I have a problem with the eTSEC controller(on both P1020 and P2020) that under heavy load with malformed packets (mostly CRC errors but also short frame errors), it stops receiving and doesn’t recover even when the malformed packets stop coming. No more interrupts are generated and the RBPTR0 register (RxBD ring 0 pointer) will not be updated anymore. I am using the Linux "gianfar" driver that configures 2 Rx queues for P1020 (as it has support for 2 groups, one group per core) and only one Rx queue for P2020. However, the problem occurs on both eTSEC versions.
The only way to recover RX functionality is to stop RX DMA ( MACCFG1[Rx_EN] = 0) and start it again (MACCFG1[Rx_EN] = 1).
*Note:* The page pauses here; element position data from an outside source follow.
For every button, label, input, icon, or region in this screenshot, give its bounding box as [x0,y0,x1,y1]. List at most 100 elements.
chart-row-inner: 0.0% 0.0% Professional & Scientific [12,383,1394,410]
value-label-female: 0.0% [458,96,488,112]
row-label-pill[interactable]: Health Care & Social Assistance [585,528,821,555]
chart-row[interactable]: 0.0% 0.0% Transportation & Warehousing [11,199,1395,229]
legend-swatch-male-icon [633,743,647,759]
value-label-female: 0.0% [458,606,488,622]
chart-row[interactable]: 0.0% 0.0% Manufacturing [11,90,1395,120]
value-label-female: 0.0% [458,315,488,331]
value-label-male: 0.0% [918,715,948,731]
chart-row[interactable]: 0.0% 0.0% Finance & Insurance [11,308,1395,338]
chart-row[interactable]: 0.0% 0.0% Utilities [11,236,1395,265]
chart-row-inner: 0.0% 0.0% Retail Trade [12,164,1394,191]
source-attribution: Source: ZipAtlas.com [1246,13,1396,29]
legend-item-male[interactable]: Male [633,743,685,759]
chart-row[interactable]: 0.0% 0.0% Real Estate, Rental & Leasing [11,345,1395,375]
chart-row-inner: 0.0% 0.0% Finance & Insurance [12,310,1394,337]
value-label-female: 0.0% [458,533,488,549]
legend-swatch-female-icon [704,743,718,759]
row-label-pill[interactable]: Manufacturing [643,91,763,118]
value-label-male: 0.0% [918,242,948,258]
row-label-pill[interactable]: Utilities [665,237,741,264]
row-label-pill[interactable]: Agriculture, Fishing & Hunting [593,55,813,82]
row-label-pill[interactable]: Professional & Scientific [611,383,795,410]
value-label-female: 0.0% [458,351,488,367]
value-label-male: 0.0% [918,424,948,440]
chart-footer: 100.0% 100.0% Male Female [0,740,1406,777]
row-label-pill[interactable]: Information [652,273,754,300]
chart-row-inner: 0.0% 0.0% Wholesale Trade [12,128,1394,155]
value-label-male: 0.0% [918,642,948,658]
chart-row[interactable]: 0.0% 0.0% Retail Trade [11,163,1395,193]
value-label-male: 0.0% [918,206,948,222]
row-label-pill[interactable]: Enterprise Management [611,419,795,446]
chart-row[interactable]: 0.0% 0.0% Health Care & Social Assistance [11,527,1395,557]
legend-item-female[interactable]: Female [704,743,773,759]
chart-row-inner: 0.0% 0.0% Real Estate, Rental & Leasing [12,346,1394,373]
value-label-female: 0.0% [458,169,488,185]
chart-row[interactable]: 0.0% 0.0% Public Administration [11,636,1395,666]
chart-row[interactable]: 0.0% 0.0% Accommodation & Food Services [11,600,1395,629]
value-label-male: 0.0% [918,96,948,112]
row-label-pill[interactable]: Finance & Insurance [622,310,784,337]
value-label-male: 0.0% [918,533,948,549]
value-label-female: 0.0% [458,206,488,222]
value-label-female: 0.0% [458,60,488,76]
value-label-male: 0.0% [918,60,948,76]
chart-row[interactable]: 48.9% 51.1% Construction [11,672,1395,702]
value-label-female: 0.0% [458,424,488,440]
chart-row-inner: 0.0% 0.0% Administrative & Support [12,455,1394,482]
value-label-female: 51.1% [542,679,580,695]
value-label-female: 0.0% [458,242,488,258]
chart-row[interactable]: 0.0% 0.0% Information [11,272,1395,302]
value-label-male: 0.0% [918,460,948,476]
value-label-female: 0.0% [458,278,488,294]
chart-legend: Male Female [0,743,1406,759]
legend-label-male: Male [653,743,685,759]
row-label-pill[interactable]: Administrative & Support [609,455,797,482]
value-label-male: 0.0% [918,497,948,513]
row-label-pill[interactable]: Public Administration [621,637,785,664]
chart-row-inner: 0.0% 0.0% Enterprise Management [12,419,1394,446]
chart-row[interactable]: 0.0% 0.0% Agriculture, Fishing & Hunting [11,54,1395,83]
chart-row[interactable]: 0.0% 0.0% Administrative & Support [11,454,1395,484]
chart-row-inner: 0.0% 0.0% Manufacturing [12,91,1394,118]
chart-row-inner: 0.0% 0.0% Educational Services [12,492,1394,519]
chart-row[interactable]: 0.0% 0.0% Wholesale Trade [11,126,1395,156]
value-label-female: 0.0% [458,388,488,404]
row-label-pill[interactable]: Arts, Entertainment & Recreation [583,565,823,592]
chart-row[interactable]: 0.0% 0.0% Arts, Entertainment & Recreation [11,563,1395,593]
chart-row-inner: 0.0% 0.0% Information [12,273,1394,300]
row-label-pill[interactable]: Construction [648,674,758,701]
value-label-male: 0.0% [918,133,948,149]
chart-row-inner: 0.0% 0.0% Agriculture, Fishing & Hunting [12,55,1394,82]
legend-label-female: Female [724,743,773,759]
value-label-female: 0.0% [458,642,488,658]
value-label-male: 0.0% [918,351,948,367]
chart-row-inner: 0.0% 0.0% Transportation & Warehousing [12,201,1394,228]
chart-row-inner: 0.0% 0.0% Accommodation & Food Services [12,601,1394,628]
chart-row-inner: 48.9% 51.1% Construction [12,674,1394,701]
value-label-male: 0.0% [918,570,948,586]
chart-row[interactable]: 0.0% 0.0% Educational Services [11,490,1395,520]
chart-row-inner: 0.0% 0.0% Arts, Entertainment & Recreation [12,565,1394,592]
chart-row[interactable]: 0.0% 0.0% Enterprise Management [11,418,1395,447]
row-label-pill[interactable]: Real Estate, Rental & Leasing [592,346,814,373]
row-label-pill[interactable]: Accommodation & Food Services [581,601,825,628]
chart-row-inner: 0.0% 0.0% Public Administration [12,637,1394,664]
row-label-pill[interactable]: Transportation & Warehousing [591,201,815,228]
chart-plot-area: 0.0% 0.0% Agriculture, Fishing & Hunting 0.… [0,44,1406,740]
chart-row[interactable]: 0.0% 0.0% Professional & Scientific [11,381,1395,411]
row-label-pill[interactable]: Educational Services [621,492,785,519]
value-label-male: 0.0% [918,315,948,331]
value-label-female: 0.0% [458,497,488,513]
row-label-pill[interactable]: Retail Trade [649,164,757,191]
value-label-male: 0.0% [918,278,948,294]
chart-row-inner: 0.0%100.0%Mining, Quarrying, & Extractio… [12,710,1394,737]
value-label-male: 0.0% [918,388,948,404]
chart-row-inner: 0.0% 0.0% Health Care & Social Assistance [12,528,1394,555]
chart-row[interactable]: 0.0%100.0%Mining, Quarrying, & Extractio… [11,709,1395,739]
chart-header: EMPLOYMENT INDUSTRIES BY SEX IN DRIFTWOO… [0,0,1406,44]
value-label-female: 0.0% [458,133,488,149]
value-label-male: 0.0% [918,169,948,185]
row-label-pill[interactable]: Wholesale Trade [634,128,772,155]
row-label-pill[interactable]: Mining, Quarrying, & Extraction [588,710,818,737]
All these investigations were triggered by some customer issues when it is Tx that stops under heavy load with malformed packets. I was not able to reproduce this TX stop but we can easily reproduce the Rx stop.
A possible hint to the actual root cause of the problem may be RSTAT bit 6 that eTSEC sets just before the error condition to occur (The RSTAT has the 0x02000080 value when the problem occurs).
That bit is not documented and I would be very interested what that bit may mean when set by the HW . It is a w1c bit as I can reset it by just writing 1.
Looking at the HW counters implemented in eTSEC, I can see that both RPKT and RDRP packets get incremented (with the same amount !) which to me it looks like the MAC is still receiving frames but it is dropping them as the DMA RX hangs.
I couldn't find a documented errata for this behavior.
I need a way to recover Rx functionality without manual intervention. Of course, performance degradation is expected when packets are malformed (due to collisions) but our customers expect RX functionality to work well when no more malformed packets are coming.
As RX is asynchronous, I don't see a way for the driver to restart the interface. No Rx error is triggered when such condition occurs.
Any help is appreciated